Wednesday, January 14, 2009

Surviving Americas Depression Epidemic or Natural Medicine Guide to Bipolar Disorder

Surviving America's Depression Epidemic: How to Find Morale, Energy, and Community in a World Gone Crazy

Author: Bruce E Levin

Millions of us have experienced periods of low morale, struggled to find cheer in the day-to-day world, and then found ourselves pacified into believing the smooth-talking spokesperson in yet another medication ad. We've all heard them, there's no denying the fact that these ads have made each of us wonder: Do I suffer from depression? Would I be happier and healthier if I simply consulted my physician and requested (insert drug name here)?

The rate of clinical depression in the U.S. has increased more than tenfold in the last fifty years. Is this epidemic properly being addressed by the insurance, pharmaceutical, and governmental powers-that-be or exacerbated by a failing system focused on instant results and high profit margins? Dr. Bruce E. Levine, a highly respected clinical psychologist, argues the later and provides a compelling alternative approach to treating depression that makes lasting change more likely than with symptom-based treatment through medication.

Surviving America's Depression Epidemic delves into the roots of depression and links our increasingly consumer-based culture and standard-practice psychiatric treatments to worsening depression, instead of solving it. In an easy-to-understand narrative style, Dr. Levine prescribes antidotes to depression including the keys to building morale and self-healing. Unlike short-term, drug-based solutions, these antidotes foster a long-term cycle where people re-discover passion and purpose, and find meaning in acting on their societal concerns.

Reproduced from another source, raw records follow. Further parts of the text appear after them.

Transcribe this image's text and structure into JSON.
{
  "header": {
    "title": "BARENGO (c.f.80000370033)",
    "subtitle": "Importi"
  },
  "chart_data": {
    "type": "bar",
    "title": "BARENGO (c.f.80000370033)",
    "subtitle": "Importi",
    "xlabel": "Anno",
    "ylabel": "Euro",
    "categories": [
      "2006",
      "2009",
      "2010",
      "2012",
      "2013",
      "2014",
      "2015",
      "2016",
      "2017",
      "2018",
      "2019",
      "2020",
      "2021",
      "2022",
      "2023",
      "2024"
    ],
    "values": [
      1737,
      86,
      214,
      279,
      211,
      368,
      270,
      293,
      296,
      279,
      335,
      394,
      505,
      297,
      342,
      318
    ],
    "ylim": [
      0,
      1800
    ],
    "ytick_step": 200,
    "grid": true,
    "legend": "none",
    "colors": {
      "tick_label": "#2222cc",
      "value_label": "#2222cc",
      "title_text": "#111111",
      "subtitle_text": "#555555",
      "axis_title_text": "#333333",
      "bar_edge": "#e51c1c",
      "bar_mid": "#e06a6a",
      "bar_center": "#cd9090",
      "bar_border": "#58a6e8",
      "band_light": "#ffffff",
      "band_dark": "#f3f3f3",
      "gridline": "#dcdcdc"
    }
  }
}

A groundbreaking work, atypical of the shelf-loads of "pep-talk" based self help books on the market, Surviving America's Depression Epidemic provides the knowledge and counsel of a practicing psychologist in a digestible format that will improve your future. A must read for guidance and pastoral counselors; non-dogmatic psychologists, psychiatrists, and social workers; and those tired of the TV ads shilling for better living through chemistry.



Table of Contents:
Introduction     vii
We're Lost, but We're Making Good Time: Marketing, Myths, Science, and Society     1
Morale and Energy     38
Understanding Self-Destructive Ways     64
Healing, Wholeness, and Choice     89
Self-Absorption, Self-Acceptance, Self-Release, and Life beyond Self     114
Public Passion and Reclaiming Community     147
Epilogue     177
Acknowledgments     183
Notes     185
Index     209

Go to: Tourettes Syndrome or Taste of Heritage

Natural Medicine Guide to Bipolar Disorder

Author: Stephanie Marohn

It used to be called manic depression. Wide swings in mood, from elation to the doldrums. Days or months of expansiveness, irritability, increased activity, grandiosity, inflated self-esteem, followed by troughs of sadness, flatness, pessimism, guilt, concentration problems, and weight gain.

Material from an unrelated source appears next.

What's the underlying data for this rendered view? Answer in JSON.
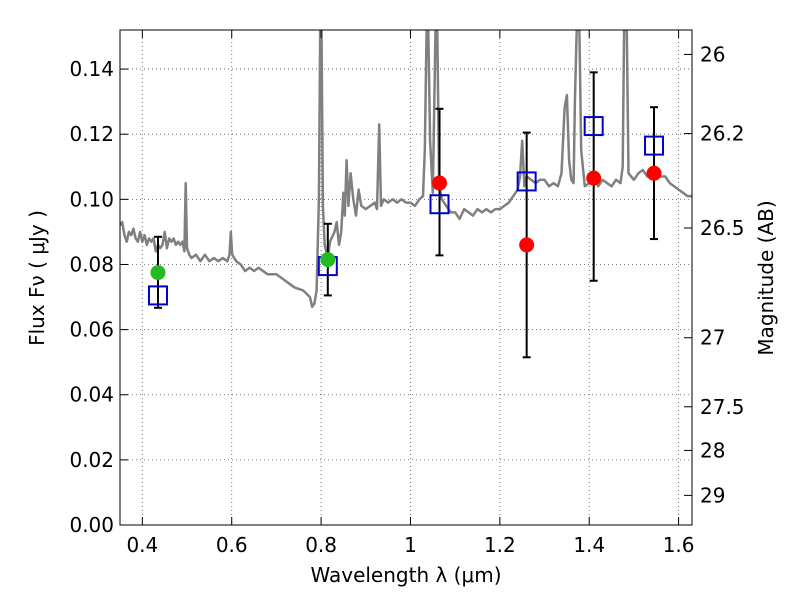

An estimated 2.3 million U.S. adults suffer this, as well as another million children and adolescents under age 18. Conventional medicine offers prescription drugs but no lasting improvement or cure. Natural medicine can do much better than that.

The Natural Medicine Guide to Bipolar Disorder, an innovative and inspiring book on natural medicine treatments for a healthy mind, is about healing bipolar, not merely enduring it. Within these pages, medical journalist Stephanie Marohn explores the key contributing factors and triggers for mood disorder and profiles a range of effective, nondrug-based approaches that can truly restore health.

Among the successful healing techniques used by eight natural medicine experts are biological medicine, applied psychoneurobiology, biochemical therapy, nutritional therapy, cranial osteopathy, allergy elimination, homeopathy, and shamanic healing.

Treating the underlying imbalances, rather than suppressing the outer symptoms (as most drugs do), leads to lasting recovery. And only by considering the well-being of the mind and spirit as well as the body can comprehensive healing take place.